Cinclus Pharma announces news on the further development of X842 and secures financing thru a directed share issue of SEK 28 million, to prepare initiation of clinical Phase 2 study
Cinclus Pharma Holding AB (“Cinclus Pharma”) today announced that it has completed a directed share issue of SEK 28 million to prepare initiation of a clinical Phase 2 study for its lead compound X482, for the treatment of severe erosive Gastroesophageal reflux disease (eGERD). Following the completion of the share issue, Cinclus Pharma further strengthened its equity position by converting a SEK 10 million debt into shares under a previously issued convertible loan.
The Phase 2 study will be conducted at sites in Europe and the US. This randomized double blind, active comparator, dose-finding study will target 300 - 400 patients with severe eGERD, with a primary objective of demonstrating superior healing rates after four weeks compared to PPI. The plan is to conclude the study within 12 months after study start.
The fully subscribed share issue attracted a number of well-known investors within the Swedish Biotech space, healthcare, including Recipharm Venture Fund.
”We are very excited that we have been able to attract such strong and committed investors. Thanks to them, we have sufficient funding to prepare the next step in our accelerated development and clinical program for the treatment of severe eGERD, where there is a significant unmet medical need,” said Kjell Andersson, CEO and co-founder of Cinclus Pharma. “We are very glad to be able to join the funding of Cinclus Pharma with a strategic investment, where we hope that we also can contribute with industrial expertise in pharmaceutical development and manufacturing to a very interesting project,” said Carl-Johan Spak, Senior Vice President at Recipharm AB.
A Phase 1 study, which was concluded in 2018, showed that X842 was safe and well tolerated. Intragastric acidity, the strongly validated biomarker for healing of eGERD, was maintained above pH 4 for 24 hours after a single dose. The abstract of the study was selected as “Poster of Excellence” at the United European Gastroenterology Week in November 2018 , which is the largest annual meeting in Europe focused on GI related diseases. Such level of acid control indicates that close to 100% healing rate of eGERD is potentially achievable. The trial was an open label, single and multiple oral dose study in healthy volunteers receiving different dose regimens. Participants were allocated to treatment with increasing doses of X842, given as a single dose and multiple doses for five days.

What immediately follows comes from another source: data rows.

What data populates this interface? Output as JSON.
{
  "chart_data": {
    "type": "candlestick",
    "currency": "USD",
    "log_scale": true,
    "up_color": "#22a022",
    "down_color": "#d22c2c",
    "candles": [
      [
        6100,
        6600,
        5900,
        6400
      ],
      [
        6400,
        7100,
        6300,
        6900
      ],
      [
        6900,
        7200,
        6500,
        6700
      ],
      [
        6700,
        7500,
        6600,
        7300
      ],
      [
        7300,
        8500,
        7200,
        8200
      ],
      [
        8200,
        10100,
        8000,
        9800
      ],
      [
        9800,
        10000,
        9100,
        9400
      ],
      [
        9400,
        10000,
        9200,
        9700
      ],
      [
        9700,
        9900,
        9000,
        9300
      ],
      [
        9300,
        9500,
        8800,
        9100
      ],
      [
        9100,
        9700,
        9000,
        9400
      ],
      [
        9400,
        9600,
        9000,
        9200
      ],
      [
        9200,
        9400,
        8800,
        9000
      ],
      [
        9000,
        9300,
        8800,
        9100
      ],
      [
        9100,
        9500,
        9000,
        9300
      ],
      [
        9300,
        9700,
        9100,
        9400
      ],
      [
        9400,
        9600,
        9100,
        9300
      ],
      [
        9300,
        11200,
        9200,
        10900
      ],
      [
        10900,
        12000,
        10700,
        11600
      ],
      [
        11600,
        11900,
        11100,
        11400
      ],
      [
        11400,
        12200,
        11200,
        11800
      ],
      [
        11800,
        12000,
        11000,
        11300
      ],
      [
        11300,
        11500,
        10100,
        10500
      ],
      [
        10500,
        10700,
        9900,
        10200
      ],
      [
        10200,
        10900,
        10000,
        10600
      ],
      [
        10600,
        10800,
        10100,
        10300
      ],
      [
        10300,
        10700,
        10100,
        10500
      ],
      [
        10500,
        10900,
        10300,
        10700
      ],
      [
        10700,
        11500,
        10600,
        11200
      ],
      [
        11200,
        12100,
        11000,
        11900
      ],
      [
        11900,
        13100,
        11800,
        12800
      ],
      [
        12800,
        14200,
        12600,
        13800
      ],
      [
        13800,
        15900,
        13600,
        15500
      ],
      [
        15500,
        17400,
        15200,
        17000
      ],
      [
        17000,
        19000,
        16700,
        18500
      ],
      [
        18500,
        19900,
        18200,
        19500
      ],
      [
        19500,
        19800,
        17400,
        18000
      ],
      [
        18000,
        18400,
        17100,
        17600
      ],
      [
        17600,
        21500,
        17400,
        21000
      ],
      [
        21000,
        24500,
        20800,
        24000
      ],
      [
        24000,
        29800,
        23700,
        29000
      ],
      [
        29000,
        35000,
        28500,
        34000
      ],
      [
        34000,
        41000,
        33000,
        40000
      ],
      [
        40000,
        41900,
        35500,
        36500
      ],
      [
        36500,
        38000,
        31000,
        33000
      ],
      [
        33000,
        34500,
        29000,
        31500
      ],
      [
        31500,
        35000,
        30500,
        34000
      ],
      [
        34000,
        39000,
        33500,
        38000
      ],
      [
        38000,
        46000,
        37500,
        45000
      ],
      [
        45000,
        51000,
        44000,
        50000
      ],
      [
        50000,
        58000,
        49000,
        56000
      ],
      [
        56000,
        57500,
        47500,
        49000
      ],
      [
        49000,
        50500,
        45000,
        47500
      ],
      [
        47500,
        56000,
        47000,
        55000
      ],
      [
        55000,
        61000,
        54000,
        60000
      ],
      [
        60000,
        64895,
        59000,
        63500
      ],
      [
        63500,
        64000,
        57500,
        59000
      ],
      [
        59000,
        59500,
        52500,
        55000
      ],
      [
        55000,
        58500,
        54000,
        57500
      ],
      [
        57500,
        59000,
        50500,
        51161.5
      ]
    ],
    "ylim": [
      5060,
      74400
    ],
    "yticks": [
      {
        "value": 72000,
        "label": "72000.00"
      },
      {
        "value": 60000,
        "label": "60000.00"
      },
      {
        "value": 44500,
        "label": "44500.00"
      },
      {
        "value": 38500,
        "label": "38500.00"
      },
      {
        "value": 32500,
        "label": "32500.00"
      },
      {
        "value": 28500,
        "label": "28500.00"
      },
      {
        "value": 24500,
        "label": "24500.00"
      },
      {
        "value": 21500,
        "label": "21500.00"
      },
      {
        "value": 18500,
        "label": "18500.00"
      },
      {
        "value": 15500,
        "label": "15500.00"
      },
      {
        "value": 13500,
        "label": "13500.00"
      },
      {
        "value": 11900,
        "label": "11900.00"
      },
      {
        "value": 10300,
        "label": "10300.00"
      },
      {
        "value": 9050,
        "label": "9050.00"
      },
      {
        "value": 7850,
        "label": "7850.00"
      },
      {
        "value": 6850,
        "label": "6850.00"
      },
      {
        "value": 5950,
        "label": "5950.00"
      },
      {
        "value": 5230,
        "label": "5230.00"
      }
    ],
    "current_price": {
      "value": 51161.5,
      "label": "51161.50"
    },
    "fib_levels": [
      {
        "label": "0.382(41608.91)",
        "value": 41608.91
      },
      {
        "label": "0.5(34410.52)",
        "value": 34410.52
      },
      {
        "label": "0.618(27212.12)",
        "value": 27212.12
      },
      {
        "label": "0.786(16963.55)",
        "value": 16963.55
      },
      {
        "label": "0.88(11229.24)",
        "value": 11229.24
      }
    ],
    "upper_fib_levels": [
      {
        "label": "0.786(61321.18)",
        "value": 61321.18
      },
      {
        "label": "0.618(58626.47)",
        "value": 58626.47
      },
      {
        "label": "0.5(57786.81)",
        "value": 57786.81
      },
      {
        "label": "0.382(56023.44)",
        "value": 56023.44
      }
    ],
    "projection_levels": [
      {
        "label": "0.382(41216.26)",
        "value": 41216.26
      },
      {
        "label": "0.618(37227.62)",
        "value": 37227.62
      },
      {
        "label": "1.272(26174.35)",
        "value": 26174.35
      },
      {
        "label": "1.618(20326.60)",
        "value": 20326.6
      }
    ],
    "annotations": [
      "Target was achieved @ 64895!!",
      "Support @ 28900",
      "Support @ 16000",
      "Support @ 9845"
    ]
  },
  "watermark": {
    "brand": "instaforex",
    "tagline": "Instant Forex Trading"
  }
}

For more information, please contact:
Kjell Andersson, CEO and co-founder
Ph: +46 733 337 906
Andrew Thompson, Business Development
Ph: +44 7990 639371
Gastroesophageal reflux disease (GERD) is a digestive disorder that affects the lower esophageal sphincter (LES), the ring of muscle between the esophagus and stomach. Many people suffer from heartburn or acid regurgitation caused by GERD. About 175 million people of the adult population in US and Europe suffer from reflux disease. The global acid reflux market – worth $12-14bn - is dominated by proton-pump inhibitors (PPIs). On average 5-10% of eGERD Grades A and B and approximately 30% of patients with eGERD Grades C and D are unhealed after eight weeks on PPIs, and 78% of all GERD patients experience nocturnal symptoms despite PPIs - resulting in impaired quality of life. More than 20% of the all GERD patients take PPIs twice daily to overcome the incomplete symptom relief or supplement their treatment with over the counter-remedies. Despite frequent off-label prescription of high dosage PPIs, many patients still suffer from poor symptom control indicating a clear need for better drugs to treat severe or symptomatic GERD, and in particular therapies with an effect that is sustained for >24 hours.
X842 represents a novel class of drugs, Potassium Competitive Acid Blocker (P-CAB), and is a fast-acting regulator of intragastric pH by a different mechanism of action than PPIs. X842 belongs to the P-CAB class that competitively inhibits the H+, K+-ATPase in the parietal cell and thereby controls gastric acid secretion. X842 is a prodrug of linaprazan, with comprehensive data from 25 Phase I studies including more than 600 subjects. Furthermore, two Phase II studies including 2,973 patients showed that linaprazan was well tolerated, with a fast onset of action and full effect at first dose. However, linaprazan was quickly eliminated from the body and had too short duration of acid inhibition. In comparison, X842 has a longer half-life in the body, shows total control of the gastric acid production, and is tailored for patients with severe eGERD.
About Cinclus Pharma
The Swedish based company Cinclus Pharma Holding AB is the 100% owner of Cinclus Pharma AG, a research-based biotech company, based in Basel, Switzerland. It develops small molecules for the treatment of gastric acid related diseases. Its lead candidate, X842, has successfully completed a Phase I clinical trial. The company have an experienced management team with deep knowledge in the different aspects of drug development and business development, coming from both the multinational sector as well as the Biotech sector. The management team is highly experienced in the GI area (AstraZeneca, Glaxo and Novartis). www.cincluspharma.com.